The paper never was a “troubadour of ideas of Marxism-Leninism.” In the supplement intended for speeches of party leaders we published Alexander Solzhenitsyn’s story One Day of Ivan Denisovich. All this was “swallowed” by the upper echelons, the main thing was to persuade them. But, of course, to go against the “general line” was impossible. We worked for the interests of our country, trying to get close to common human values, believing this the only way to win the trust of the readers.”
—Probably one of the most important news items of the week is that 13 years ago Russian President Boris Yeltsin sent tanks to break opposition led by Chairman of the Supreme Council Ruslan Khasbulatov and Vice-president Alexander Rutskoi to his dissolving of Parliament and the Russian Constitution. I already pointed out how at the time the NY Times and the Washington Post lauded Yeltsin’s use of the military as progress for Russian “democracy” and “reform.” That being said, I find Nikolay Troitsky’s reflection on the event interesting:
“Early in the morning October 4, 1993 the White House was encircled. What happened next some people still call “execution of the parliament”. It was much talked right after the event, and the talks still continue today, that there was some armed resistance, that “defenders” of the House of the Government allegedly seized too much weapons. There probably were weapons but many witnesses of the events did not see them at all. There was General Makashov (he is now representing the Communist Party in the Parliament) with a Kalashnikov gun and three cartridge belts, but the general never shot.

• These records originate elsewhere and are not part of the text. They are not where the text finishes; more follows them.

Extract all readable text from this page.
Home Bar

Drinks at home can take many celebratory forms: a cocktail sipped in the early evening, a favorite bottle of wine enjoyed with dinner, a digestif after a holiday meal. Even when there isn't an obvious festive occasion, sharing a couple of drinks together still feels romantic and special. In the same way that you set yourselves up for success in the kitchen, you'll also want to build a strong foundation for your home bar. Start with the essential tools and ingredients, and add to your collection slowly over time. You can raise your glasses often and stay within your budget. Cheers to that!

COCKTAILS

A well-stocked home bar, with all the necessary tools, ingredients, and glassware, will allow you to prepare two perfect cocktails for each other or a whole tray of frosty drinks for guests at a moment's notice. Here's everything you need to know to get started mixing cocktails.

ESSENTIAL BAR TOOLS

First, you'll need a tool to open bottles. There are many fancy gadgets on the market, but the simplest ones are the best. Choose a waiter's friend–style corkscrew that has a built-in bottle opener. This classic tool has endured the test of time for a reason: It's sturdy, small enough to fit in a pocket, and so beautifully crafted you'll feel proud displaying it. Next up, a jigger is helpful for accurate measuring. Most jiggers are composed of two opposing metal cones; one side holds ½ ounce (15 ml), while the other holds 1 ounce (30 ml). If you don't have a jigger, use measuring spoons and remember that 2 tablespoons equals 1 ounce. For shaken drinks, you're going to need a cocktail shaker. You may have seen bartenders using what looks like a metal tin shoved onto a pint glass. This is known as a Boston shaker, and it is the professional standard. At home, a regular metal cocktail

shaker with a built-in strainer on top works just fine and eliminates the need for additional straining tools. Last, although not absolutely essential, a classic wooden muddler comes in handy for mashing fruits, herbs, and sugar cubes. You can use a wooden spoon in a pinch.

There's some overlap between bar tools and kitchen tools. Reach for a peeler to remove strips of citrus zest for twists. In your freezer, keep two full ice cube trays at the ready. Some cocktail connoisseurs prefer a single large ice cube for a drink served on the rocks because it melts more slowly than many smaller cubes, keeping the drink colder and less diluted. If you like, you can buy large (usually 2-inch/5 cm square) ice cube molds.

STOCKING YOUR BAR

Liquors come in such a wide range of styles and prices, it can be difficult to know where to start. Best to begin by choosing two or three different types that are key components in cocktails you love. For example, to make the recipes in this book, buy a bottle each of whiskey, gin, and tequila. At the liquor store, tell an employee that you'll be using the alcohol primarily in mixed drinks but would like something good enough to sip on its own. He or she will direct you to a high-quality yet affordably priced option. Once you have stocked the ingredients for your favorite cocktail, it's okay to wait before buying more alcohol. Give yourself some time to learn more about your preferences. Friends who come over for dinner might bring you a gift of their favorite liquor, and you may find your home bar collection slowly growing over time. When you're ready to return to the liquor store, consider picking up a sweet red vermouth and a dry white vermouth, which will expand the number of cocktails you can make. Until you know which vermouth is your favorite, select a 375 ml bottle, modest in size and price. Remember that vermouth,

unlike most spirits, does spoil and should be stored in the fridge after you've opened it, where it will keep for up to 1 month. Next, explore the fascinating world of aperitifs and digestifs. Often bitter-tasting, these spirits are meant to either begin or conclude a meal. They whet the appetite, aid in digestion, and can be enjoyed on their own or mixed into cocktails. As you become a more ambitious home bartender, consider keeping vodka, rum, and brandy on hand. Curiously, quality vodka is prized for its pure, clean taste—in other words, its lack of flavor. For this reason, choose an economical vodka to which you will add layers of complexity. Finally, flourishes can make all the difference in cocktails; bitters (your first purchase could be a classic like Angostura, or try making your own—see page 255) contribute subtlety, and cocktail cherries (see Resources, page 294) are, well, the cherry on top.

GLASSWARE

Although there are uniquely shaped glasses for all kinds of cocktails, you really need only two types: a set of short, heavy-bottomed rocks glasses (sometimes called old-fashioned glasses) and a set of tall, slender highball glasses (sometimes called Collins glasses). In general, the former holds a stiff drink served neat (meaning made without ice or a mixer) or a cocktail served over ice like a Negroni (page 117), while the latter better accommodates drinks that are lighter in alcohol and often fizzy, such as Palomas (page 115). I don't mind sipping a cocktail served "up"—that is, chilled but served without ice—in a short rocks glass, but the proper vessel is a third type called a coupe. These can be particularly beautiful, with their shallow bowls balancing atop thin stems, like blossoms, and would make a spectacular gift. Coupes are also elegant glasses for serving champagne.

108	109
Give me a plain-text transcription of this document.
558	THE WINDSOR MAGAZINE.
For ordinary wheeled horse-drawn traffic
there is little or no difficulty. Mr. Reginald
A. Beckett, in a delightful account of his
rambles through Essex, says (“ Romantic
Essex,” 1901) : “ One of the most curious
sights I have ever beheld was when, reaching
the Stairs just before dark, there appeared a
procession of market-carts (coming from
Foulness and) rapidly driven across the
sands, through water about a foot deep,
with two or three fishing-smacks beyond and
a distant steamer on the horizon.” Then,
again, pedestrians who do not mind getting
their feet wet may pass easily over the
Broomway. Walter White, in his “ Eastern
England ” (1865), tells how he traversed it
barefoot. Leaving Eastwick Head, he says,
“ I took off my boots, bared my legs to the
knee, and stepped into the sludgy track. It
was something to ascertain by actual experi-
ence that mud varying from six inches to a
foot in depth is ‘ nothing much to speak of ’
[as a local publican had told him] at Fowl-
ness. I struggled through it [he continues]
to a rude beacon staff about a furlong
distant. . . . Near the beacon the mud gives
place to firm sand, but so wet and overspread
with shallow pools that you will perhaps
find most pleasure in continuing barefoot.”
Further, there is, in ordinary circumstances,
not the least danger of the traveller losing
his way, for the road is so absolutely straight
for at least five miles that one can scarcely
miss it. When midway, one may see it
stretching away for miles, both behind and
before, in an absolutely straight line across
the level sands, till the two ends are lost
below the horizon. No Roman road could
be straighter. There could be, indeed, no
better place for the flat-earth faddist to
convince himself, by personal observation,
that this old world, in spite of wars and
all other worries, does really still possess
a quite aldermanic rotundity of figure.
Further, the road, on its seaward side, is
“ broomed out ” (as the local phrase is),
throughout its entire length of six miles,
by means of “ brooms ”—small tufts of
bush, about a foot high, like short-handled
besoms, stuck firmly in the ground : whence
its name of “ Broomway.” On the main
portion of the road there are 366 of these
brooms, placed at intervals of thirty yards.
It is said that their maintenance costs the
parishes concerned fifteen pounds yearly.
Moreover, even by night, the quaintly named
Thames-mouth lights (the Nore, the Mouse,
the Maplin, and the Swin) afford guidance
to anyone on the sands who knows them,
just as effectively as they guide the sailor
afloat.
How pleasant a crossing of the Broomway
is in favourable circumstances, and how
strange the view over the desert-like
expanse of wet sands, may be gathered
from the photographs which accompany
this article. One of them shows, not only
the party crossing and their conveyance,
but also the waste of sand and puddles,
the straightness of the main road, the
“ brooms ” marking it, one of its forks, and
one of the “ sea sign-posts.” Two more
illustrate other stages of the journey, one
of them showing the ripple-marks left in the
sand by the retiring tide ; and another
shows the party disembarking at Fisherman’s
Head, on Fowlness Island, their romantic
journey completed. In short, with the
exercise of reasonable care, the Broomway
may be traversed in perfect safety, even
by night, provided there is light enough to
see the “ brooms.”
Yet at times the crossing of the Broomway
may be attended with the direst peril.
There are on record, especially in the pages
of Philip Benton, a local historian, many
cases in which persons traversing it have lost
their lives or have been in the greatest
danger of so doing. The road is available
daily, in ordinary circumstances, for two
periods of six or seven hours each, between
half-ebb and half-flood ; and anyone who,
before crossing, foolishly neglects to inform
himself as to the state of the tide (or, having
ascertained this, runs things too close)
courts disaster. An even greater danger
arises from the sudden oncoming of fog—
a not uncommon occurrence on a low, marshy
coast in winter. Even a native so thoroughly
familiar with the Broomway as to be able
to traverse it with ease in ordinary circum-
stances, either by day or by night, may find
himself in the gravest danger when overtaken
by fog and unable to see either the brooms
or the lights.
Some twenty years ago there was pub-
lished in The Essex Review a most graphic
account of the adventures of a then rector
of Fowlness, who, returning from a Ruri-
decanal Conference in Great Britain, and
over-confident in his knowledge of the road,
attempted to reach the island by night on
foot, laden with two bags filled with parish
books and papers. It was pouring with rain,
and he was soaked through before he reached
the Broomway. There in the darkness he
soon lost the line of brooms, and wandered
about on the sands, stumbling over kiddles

On the day when the House of the Government was stormed, about one hundred of strange men wearing Cossack caps settled in the windows of the building with double-barreled guns or hunting rifles. The men incurred the inimical fire and spoiled the whole of the interior. At that those who fired the House of the Government did not look better than the “defenders”. Among them there were strong athletic men who jumped out of armored troop-carriers with better weapons and fired the building. Nobody knew where the people came from. It was suggested that they were probably engaged by Boris Berezovsky, Vladimir Gusinsky, young Mikhail Khodorkovsky and other bankers who afterwards financed the Yeltsin Family. It is astonishing that 12 years after the events, Mikhail Khodorkovsky himself arrived at the parliamentary republic ideas that pushed Khasbulatov and Co.
The storm of the White House was in fact the mixture of senseless outrage and obvious sloppiness. Majority of people sitting in the building – clerks, cleaners, barkeepers – were rather peaceful and did not want to fight the regime. But none of them was allowed to leave the building. Instead, firing of the building began without warning.”
Troitsky ends hid discussion with this lesson of the 1993 “civil war”: “that it is dangerous in Russia to take armed people out in the streets to fight the regime.”
On that note, Vladimir Vladimirovich Putin turned 53 on Friday.